Synopsis and Review:
After the ending of the show "Twin Peaks" in 1991, director David Lynch reconvened much of the same team, to essentially write a prequel to the events that took place on the show. Whereas the show was about the shock that permeated across the small community of Twin Peaks, when their young and beautiful prom Queen got murdered, and how everything in that city had an underlying darkness that wasn't immediately visible to the naked eye, the film went back in time and focused on the last 7 days of the life of focus of all attention, Laura Palmer. We're introduced to Laura, and her every day life, which includes going to high school with her best friend Donna, who herself, only knows a very limited amount of what goes on in Laura's life. Laura is dating her classmate Bobby, who is also her dealer, while secretly she has a relationship with James Hurley, another classmate, a sensitive and kind biker who truly loves her. Laura is also secretly escorting to get money for drugs, while shielding, when she can, the sexual abuse of a man by the name of Bob. As Laura and her world starts crashing upon itself, and she uncovers the truth about her years of abuse, the FBI is on a path of their own, where they're investigating the death of young women, which can be traced to Twin Peaks itself.
After winning the Palm D'Or at Cannes in 1990 with the wonderful "Wild at Heart", David Lynch returned in 1992 with "Twin Peaks; Fire Walk with Me", where the film suffered some critical backlash, following the immense success of the first season of the show in which it is based (and the somewhat less accomplished second season, which precipitated the cancellation of the show). Since then the film has been reevaluated, but having seen the film many times since its debut in 1992, it continues to be a film that dazzles and haunts, much like the best films from this director. If the show at its best, was an interesting hybrid of observing the social habits of a small town in America, and what was laying underneath it (much like what "Blue Velvet" had already touched upon), mixed with the oneiric or otherworldly aspect of David Lynch's imagination/universe, the film abandons that balance, opting instead for fully embracing this otherworldly state of existence, where creatures can inhabit humans, influencing their habits and behaviors. The film is a deeper dive to everything that the show had somewhat slightly hinted at, showcasing Laura's life as never before, someone who's been abused, who tries to deal with her pain by numbing it with drugs and a plethora of lovers, who merely see an idolized version of her, and not her real self. It's a film that also, and intently, departs from what the TV show set in motion, opting instead for a rawer approach, abandoning the whole quirkiness of the characters, much like "Northern Exposure". As usual with David Lynch it's a film that asks questions to the viewers, and effectively takes you on a dark journey, one where no character is exactly who they seem to be.
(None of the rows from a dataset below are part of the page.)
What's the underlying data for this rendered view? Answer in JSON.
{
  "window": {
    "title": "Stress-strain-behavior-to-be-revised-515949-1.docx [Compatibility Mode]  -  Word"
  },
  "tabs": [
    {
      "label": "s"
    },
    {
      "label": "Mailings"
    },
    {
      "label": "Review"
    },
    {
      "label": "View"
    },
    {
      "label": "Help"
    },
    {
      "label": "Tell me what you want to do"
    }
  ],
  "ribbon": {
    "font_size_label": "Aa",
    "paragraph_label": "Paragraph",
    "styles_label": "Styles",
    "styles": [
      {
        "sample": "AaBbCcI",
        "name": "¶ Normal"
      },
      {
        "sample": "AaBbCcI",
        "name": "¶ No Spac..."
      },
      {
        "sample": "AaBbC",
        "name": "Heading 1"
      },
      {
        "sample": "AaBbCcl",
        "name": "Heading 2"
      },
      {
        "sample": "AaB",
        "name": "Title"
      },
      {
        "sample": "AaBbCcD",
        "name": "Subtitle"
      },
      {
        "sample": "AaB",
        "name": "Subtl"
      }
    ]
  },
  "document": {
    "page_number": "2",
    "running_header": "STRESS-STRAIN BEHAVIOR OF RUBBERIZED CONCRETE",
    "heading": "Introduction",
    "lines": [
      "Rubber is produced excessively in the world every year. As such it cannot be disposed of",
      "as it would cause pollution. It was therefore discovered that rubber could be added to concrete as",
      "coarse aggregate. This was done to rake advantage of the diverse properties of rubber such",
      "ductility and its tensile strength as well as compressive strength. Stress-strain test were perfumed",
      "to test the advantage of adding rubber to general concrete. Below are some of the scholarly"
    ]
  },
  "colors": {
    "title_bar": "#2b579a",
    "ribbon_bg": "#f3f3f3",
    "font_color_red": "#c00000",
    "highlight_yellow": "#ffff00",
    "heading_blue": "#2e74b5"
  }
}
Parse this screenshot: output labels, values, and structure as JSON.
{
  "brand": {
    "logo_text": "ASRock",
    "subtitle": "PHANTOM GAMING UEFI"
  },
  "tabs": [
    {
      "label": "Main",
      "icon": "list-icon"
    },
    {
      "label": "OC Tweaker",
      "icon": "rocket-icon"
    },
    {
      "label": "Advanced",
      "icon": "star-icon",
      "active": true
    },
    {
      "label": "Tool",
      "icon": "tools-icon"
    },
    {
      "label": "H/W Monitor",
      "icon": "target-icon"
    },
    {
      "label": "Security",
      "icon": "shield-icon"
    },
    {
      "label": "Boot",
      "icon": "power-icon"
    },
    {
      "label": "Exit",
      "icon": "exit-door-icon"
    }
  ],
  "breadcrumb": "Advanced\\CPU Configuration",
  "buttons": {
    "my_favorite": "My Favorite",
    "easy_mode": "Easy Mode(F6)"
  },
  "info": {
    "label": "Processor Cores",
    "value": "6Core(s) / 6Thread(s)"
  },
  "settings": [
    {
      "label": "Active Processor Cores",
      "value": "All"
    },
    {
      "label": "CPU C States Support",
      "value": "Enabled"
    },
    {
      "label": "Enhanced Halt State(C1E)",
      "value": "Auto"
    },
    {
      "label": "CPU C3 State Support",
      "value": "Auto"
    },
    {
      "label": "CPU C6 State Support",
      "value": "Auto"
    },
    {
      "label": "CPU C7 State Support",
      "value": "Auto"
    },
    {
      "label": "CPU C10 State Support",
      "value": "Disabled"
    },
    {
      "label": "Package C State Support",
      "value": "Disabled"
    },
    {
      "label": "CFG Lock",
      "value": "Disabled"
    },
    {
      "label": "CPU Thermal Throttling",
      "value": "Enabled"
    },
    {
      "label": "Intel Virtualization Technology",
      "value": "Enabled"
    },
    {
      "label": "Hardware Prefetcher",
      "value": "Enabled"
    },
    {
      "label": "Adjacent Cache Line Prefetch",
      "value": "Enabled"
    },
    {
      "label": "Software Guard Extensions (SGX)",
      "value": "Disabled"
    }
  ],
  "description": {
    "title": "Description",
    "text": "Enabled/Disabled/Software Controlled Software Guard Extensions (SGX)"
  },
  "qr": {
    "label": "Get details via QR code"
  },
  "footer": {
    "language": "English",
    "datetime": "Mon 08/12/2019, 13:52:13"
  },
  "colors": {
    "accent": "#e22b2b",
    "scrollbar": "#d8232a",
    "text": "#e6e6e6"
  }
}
The cast of the show is almost all back (save for Lara Flynn Boyle, the original Donna), but Sheryl Lee creates a solid central character, with good support from Kyle MacLachlan, Moira Kelly, Ray Wise and David Lynch himself. The cinematography from Ron Garcia is fantastic as is the score from Angelo Badalamenti. A great film from a unique voice in cinema, always worth revisiting.